As a journalist who has spent whole days and sometimes even weeks transcribing recordings, this feature alone was enough to make me want to slap my maxed-out credit card straight down on the boardroom table alongside the S24 Ultra and ask for three.
But the exec was not done. With another tap on the screen, she turned the transcription into a bullet-pointed summary. I was slack-jawed with delight. I wanted it, and I wanted it now.
Still she was not done. She opened a web browser and navigated to some long-winded article like this one, tapped the bottom of the screen and the entire thing was reduced to a pithy and, presumably excellent, summary. On and on she went, through feature after feature: tapping on photos to remove unwanted elements; tapping on notes to create summaries, translating a phone conversation in real time; circling images on the screen so the phone would automatically search for them on the web.

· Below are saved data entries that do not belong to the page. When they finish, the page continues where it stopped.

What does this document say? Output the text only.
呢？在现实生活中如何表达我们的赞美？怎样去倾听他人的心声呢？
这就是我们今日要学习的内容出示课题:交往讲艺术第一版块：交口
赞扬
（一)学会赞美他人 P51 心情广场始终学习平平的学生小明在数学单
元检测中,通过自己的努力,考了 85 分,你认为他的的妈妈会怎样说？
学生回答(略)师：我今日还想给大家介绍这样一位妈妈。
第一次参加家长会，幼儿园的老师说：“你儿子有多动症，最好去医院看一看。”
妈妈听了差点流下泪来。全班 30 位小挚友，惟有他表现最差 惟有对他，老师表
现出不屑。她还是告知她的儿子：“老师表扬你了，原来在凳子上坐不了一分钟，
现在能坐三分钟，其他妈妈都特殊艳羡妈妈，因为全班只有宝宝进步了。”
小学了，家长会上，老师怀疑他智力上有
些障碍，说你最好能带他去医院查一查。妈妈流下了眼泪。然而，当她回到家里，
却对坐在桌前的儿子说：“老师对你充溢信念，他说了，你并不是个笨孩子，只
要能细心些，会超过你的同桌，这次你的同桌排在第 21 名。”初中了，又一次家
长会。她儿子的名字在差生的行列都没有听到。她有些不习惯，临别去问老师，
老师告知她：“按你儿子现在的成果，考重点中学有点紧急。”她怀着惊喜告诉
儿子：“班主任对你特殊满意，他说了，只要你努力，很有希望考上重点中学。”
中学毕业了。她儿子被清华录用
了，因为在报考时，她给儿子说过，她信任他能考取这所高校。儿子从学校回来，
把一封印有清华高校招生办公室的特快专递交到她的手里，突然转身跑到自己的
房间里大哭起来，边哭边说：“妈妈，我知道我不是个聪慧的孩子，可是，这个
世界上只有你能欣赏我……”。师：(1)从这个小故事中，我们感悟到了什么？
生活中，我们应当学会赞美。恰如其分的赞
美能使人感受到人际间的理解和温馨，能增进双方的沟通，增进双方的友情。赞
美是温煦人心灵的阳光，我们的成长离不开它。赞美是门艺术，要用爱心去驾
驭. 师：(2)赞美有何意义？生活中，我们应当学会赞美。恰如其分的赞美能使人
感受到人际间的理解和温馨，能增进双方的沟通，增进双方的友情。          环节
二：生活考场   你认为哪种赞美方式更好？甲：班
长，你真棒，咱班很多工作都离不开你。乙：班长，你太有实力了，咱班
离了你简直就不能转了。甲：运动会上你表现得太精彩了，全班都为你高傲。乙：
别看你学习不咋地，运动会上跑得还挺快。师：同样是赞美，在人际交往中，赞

The world was changing before my eyes, and I was shocked to discover Apple was not the one doing the changing. The company was making vague promises about its own AI features, but as of this writing, nearly nine months later, they are still just promises. For a company whose most famous advertising campaign advised us to “think different” and be visionaries, mavericks and rebels, it looked awfully like its mouth had written cheques its ass was no longer able to cash.
I’d had enough. I had a life to optimise and time that needed saving and Apple was no longer the rational choice to help me achieve those goals. So, a few weeks ago, I did the unimaginable and started using a family member’s hand-me-down Samsung Galaxy S23 Ultra. It was not the model I had tested earlier this year – it was the generation immediately preceding it – but it used the same software and had the same AI features and was quite a step up from my iPhone 8.
I had worried about losing my valuable data and all my embodied understanding of the iPhone, but it was preposterously easy to switch. I used a Samsung app that pulled all my data over from my iPhone and was using the Galaxy S23 Ultra within minutes.
Sure, I had to embody some new swipings and tappings, but I was so in love with the phone, our initial fumblings were more exciting than frustrating.
I set about using every AI function I could get my hands on, summarising webpages, conversations and notes, manipulating photos, transcribing recordings, live-translating phone conversations. What a time it was to be alive.
Yes, I had some minor withdrawal symptoms as my fingers pined embarrassingly for the iPhone, but I refused to give in to them, and within a week or two I was using my new phone far more effectively, and with more joy, than I had ever used my old one.
I was filled with excitement at all the rich and terrible possibilities of technology, in a way I had not been filled by Apple’s products for many years. Together, I felt like the Galaxy and I could do something big and important, maybe even something that would push the human race forward and/or change the world.
The fact we have not yet done so – the fact we have done little more than edit some photos and make summaries of conversations with my wife for my personal entertainment – is neither the point nor the fault of the Samsung S23 Ultra.